SECONDARY OBJECTIVES:
I. To evaluate the adherence rate to protocol-assigned surgical management in children with newly diagnosed melanoma, atypical Spitz/Spitzoid tumors, and other atypical melanocytic neoplasms.
II. To evaluate the surgery-related adverse events profile for patients treated with narrow re-excision without sentinel lymph node biopsy versus wide local excision +/- sentinel lymph node biopsy per standard adult cutaneous melanoma guidelines.
III. To describe progression free survival (PFS) and overall survival (OS) in pediatric patients with melanoma, atypical Spitz/Spitzoid tumors, and other atypical melanocytic neoplasms.
EXPLORATORY OBJECTIVES:
I. To describe surgical reconstruction techniques for pediatric patients with atypical and malignant melanocytic tumors.
II. To describe the use of sentinel lymph node biopsy and rate of completion nodal dissection vs observation following positive sentinel lymph node including number of sentinel nodes sampled, size of largest metastatic nodal deposit, location of draining lymph node basin(s), number of lymph nodes resected at completion dissection.
III. To describe surgical complications of completion nodal dissection (from time of surgery to 90 days following surgery): wound dehiscence, seroma/hematoma, hemorrhage, infection, skin graft failure, necrosis of flap used for reconstruction, lymphocele, lymphedema, deep vein thrombosis.
IV. To evaluate the concordance between local treating center pathologic diagnosis and central pathology review diagnosis.
V. To analyze the molecular characterization of melanocytic tumors to identify molecular and immunohistochemical biomarkers correlating with known clinical prognostic factors and outcome.
VI. To determine the number of Children's Oncology Group (COG) institutions that open the study within 18 months of activation.
OUTLINE: Patients with not atypical pathology are assigned to the Observation Arm.

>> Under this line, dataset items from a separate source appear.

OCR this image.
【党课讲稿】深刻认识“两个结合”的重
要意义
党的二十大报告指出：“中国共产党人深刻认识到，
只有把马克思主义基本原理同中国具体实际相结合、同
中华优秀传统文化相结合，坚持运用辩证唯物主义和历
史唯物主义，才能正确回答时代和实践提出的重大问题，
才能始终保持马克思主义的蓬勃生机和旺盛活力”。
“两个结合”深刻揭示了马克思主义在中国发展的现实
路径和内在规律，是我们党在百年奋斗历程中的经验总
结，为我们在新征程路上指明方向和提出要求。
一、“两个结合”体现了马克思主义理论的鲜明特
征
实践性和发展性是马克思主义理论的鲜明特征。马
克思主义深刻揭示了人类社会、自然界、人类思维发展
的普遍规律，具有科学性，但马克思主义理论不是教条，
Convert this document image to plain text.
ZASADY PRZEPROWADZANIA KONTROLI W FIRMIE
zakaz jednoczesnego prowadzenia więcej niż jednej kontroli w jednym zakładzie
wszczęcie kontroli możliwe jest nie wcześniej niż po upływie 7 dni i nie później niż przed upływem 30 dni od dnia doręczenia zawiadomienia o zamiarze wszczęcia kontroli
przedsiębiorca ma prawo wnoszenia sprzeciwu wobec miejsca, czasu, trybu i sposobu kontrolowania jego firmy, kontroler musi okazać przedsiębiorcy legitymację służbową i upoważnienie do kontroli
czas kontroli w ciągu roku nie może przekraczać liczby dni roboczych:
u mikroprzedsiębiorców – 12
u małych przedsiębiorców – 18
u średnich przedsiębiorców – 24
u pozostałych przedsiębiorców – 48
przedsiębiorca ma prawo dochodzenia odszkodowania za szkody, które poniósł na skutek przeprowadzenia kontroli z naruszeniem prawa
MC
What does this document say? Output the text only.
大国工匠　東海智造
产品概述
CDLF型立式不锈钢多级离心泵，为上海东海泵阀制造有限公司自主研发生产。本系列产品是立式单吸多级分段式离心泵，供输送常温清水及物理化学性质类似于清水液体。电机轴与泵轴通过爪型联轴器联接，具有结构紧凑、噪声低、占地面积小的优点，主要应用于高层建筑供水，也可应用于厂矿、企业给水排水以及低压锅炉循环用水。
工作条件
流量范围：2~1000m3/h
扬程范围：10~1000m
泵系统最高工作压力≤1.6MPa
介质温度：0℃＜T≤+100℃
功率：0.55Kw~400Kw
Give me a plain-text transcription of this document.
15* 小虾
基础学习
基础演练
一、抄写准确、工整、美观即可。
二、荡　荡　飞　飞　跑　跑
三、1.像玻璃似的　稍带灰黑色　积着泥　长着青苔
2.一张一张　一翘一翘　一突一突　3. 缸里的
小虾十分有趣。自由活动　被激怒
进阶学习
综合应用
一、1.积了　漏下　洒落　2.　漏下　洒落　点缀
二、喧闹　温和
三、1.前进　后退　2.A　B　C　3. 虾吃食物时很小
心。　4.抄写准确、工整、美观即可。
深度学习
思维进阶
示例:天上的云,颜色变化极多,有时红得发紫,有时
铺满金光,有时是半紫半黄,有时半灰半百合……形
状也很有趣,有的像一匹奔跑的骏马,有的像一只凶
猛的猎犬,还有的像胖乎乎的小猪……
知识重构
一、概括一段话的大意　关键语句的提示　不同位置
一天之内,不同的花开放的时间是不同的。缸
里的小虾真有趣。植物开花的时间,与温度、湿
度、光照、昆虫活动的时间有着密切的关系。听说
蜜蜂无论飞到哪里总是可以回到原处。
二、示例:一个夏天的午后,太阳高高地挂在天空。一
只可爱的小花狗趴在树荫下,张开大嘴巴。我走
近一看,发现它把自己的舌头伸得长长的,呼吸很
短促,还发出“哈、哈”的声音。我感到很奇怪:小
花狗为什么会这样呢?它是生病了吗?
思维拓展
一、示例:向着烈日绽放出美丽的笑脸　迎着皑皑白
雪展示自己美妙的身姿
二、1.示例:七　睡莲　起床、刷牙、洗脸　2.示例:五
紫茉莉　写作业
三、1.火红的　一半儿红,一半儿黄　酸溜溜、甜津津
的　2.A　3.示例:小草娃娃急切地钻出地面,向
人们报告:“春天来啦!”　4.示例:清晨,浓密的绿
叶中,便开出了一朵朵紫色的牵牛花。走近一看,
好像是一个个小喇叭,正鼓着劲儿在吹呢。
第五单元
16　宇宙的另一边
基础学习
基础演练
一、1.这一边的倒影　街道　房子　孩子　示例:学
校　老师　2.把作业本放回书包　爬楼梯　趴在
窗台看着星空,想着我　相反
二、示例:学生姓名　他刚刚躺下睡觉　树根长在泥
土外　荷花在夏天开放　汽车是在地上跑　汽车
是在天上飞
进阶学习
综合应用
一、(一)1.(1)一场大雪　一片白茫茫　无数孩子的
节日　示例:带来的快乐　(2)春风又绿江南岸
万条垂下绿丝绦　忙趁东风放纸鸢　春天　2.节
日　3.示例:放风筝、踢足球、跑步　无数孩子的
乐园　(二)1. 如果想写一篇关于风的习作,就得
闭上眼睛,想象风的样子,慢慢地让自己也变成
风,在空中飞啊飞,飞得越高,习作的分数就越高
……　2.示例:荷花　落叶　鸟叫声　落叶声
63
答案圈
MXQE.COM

Patients with atypical low-risk tumors are assigned to Treatment Arm A and patients with atypical high-risk tumors are assigned to Treatment Arm B.
OBSERVATION ARM: Patients undergo observation throughout the study.
TREATMENT ARM A: Patients may undergo narrow margin re-excision without sentinel lymph node biopsy.
After completion of study intervention, patients are followed every 6 months for 1 year then every year for up to 5 years.
TREATMENT ARM B: Patients undergo wide local excision with or without sentinel lymph node biopsy (SLNB) per standard guidelines. Patients may also undergo blood sample collection, chest x-ray, computed tomography (CT), magnetic resonance imaging (MRI), whole-body fludeoxyglucose F-18 (FDG) positron emission tomography (PET)/CT or PET/MRI, nodal basin ultrasound, and brain MRI on study.
After completion of study treatment, patients are followed every 3-6 months for years 1 and 2, every 6 months up to year 5.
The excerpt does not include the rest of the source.